The basic scenario, considered the likeliest, envisages a stagnation of real GDP, or a growth of 0.3 per cent, and maintaining a relatively stable exchange rate in relation to the euro.
A shock-scenario, which tests resilience to an unlikely but possible combination of shocks, envisages an average 3.6% decline of real GDP, a tougher recession in the euro zone, worsening financing conditions for banks, and a cumulative depreciation of the kuna of 10%.
In the basic scenario, non-performing loans could account for 17.5% of all loans at the end of 2013, up from 14.05% at the end of last year. In the shock-scenario, the share of non-performing loans would jump to 25.2%.

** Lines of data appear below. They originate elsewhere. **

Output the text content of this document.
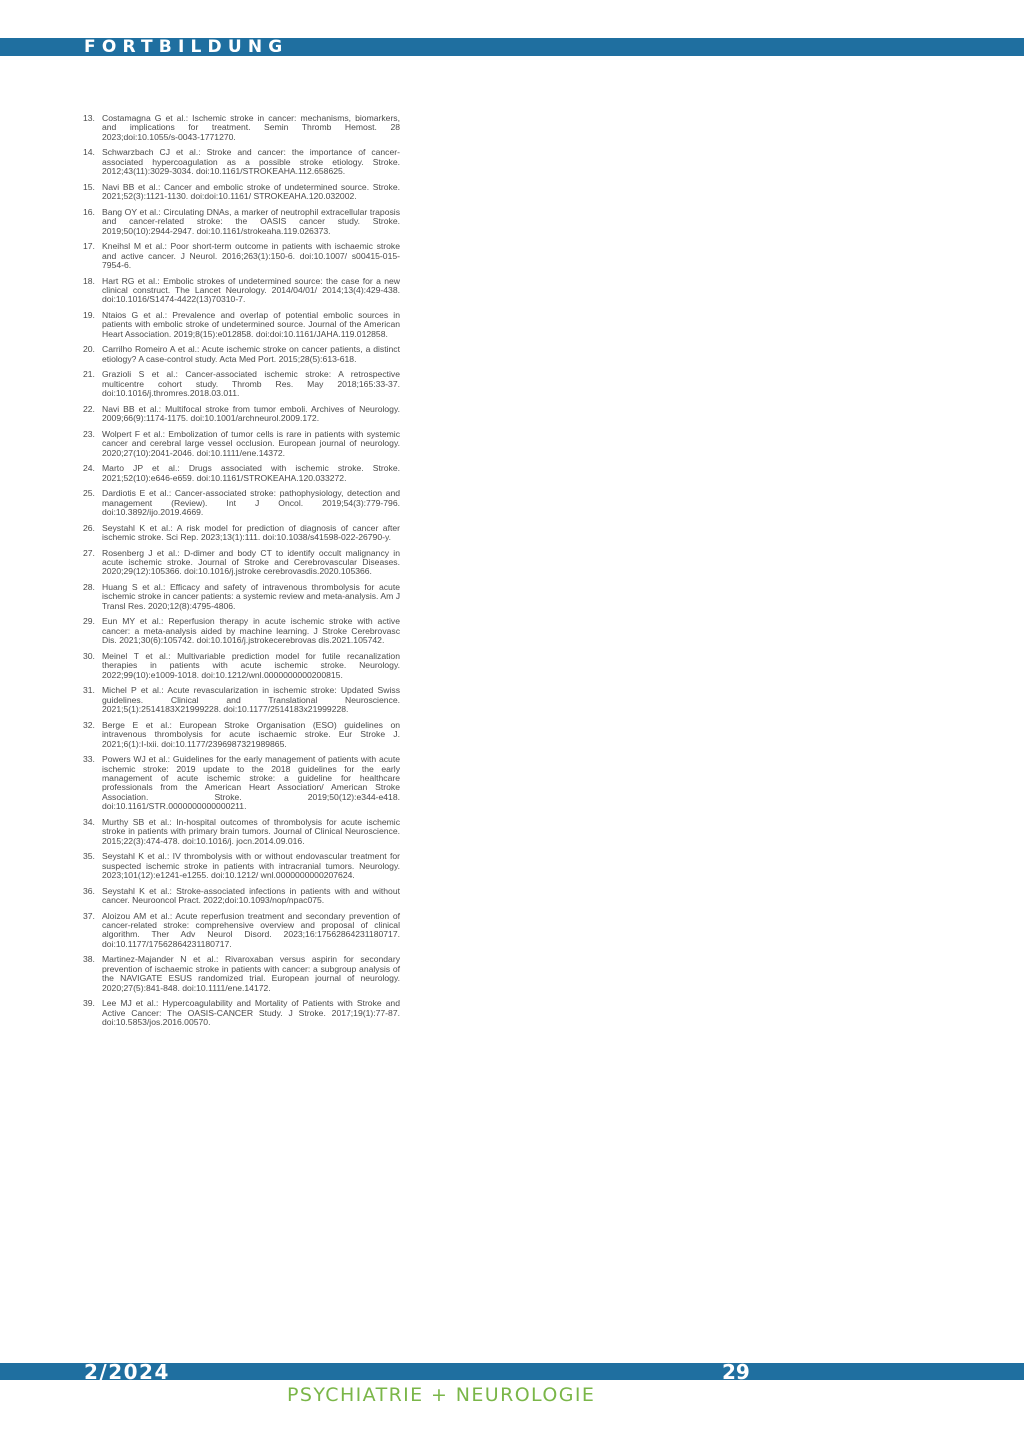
FORTBILDUNG
13. Costamagna G et al.: Ischemic stroke in cancer: mechanisms, biomarkers, and implications for treatment. Semin Thromb Hemost. 28 2023;doi:10.1055/s-0043-1771270.
14. Schwarzbach CJ et al.: Stroke and cancer: the importance of cancer-associated hypercoagulation as a possible stroke etiology. Stroke. 2012;43(11):3029-3034. doi:10.1161/STROKEAHA.112.658625.
15. Navi BB et al.: Cancer and embolic stroke of undetermined source. Stroke. 2021;52(3):1121-1130. doi:doi:10.1161/ STROKEAHA.120.032002.
16. Bang OY et al.: Circulating DNAs, a marker of neutrophil extracellular traposis and cancer-related stroke: the OASIS cancer study. Stroke. 2019;50(10):2944-2947. doi:10.1161/strokeaha.119.026373.
17. Kneihsl M et al.: Poor short-term outcome in patients with ischaemic stroke and active cancer. J Neurol. 2016;263(1):150-6. doi:10.1007/ s00415-015-7954-6.
18. Hart RG et al.: Embolic strokes of undetermined source: the case for a new clinical construct. The Lancet Neurology. 2014/04/01/ 2014;13(4):429-438. doi:10.1016/S1474-4422(13)70310-7.
19. Ntaios G et al.: Prevalence and overlap of potential embolic sources in patients with embolic stroke of undetermined source. Journal of the American Heart Association. 2019;8(15):e012858. doi:doi:10.1161/JAHA.119.012858.
20. Carrilho Romeiro A et al.: Acute ischemic stroke on cancer patients, a distinct etiology? A case-control study. Acta Med Port. 2015;28(5):613-618.
21. Grazioli S et al.: Cancer-associated ischemic stroke: A retrospective multicentre cohort study. Thromb Res. May 2018;165:33-37. doi:10.1016/j.thromres.2018.03.011.
22. Navi BB et al.: Multifocal stroke from tumor emboli. Archives of Neurology. 2009;66(9):1174-1175. doi:10.1001/archneurol.2009.172.
23. Wolpert F et al.: Embolization of tumor cells is rare in patients with systemic cancer and cerebral large vessel occlusion. European journal of neurology. 2020;27(10):2041-2046. doi:10.1111/ene.14372.
24. Marto JP et al.: Drugs associated with ischemic stroke. Stroke. 2021;52(10):e646-e659. doi:10.1161/STROKEAHA.120.033272.
25. Dardiotis E et al.: Cancer-associated stroke: pathophysiology, detection and management (Review). Int J Oncol. 2019;54(3):779-796. doi:10.3892/ijo.2019.4669.
26. Seystahl K et al.: A risk model for prediction of diagnosis of cancer after ischemic stroke. Sci Rep. 2023;13(1):111. doi:10.1038/s41598-022-26790-y.
27. Rosenberg J et al.: D-dimer and body CT to identify occult malignancy in acute ischemic stroke. Journal of Stroke and Cerebrovascular Diseases. 2020;29(12):105366. doi:10.1016/j.jstroke cerebrovasdis.2020.105366.
28. Huang S et al.: Efficacy and safety of intravenous thrombolysis for acute ischemic stroke in cancer patients: a systemic review and meta-analysis. Am J Transl Res. 2020;12(8):4795-4806.
29. Eun MY et al.: Reperfusion therapy in acute ischemic stroke with active cancer: a meta-analysis aided by machine learning. J Stroke Cerebrovasc Dis. 2021;30(6):105742. doi:10.1016/j.jstrokecerebrovas dis.2021.105742.
30. Meinel T et al.: Multivariable prediction model for futile recanalization therapies in patients with acute ischemic stroke. Neurology. 2022;99(10):e1009-1018. doi:10.1212/wnl.0000000000200815.
31. Michel P et al.: Acute revascularization in ischemic stroke: Updated Swiss guidelines. Clinical and Translational Neuroscience. 2021;5(1):2514183X21999228. doi:10.1177/2514183x21999228.
32. Berge E et al.: European Stroke Organisation (ESO) guidelines on intravenous thrombolysis for acute ischaemic stroke. Eur Stroke J. 2021;6(1):I-lxii. doi:10.1177/2396987321989865.
33. Powers WJ et al.: Guidelines for the early management of patients with acute ischemic stroke: 2019 update to the 2018 guidelines for the early management of acute ischemic stroke: a guideline for healthcare professionals from the American Heart Association/ American Stroke Association. Stroke. 2019;50(12):e344-e418. doi:10.1161/STR.0000000000000211.
34. Murthy SB et al.: In-hospital outcomes of thrombolysis for acute ischemic stroke in patients with primary brain tumors. Journal of Clinical Neuroscience. 2015;22(3):474-478. doi:10.1016/j. jocn.2014.09.016.
35. Seystahl K et al.: IV thrombolysis with or without endovascular treatment for suspected ischemic stroke in patients with intracranial tumors. Neurology. 2023;101(12):e1241-e1255. doi:10.1212/ wnl.0000000000207624.
36. Seystahl K et al.: Stroke-associated infections in patients with and without cancer. Neurooncol Pract. 2022;doi:10.1093/nop/npac075.
37. Aloizou AM et al.: Acute reperfusion treatment and secondary prevention of cancer-related stroke: comprehensive overview and proposal of clinical algorithm. Ther Adv Neurol Disord. 2023;16:17562864231180717. doi:10.1177/17562864231180717.
38. Martinez-Majander N et al.: Rivaroxaban versus aspirin for secondary prevention of ischaemic stroke in patients with cancer: a subgroup analysis of the NAVIGATE ESUS randomized trial. European journal of neurology. 2020;27(5):841-848. doi:10.1111/ene.14172.
39. Lee MJ et al.: Hypercoagulability and Mortality of Patients with Stroke and Active Cancer: The OASIS-CANCER Study. J Stroke. 2017;19(1):77-87. doi:10.5853/jos.2016.00570.
2/2024	29
PSYCHIATRIE + NEUROLOGIE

The corporate portfolio would account for 31% of non-performing loans in the basic scenario and 47% in the shock-scenario.
In retail banking, consumer loans would reach 14% in the basic and 17% in the shock-scenario, while the share of non-performing housing loans would rise to 7.1% in the basic and 11.5% in the shock-scenario.
Banks' projected net revenue in the basic scenario would grow from 2012 and be more than enough to absorb the shock of value corrections, whereas in the shock-scenario, projected net revenue would decline 15%, while capital adequacy would decline 2% as a result of a potential depreciation of the kuna. In the basic scenario, capital adequacy would rise 2.7%.
In the shock-scenario, unless measures were taken, the capital adequacy of 13 banks, accounting for 9.5% of total assets, would be below 12%, while that of five banks accounting for 2% of total assets would be below 8%.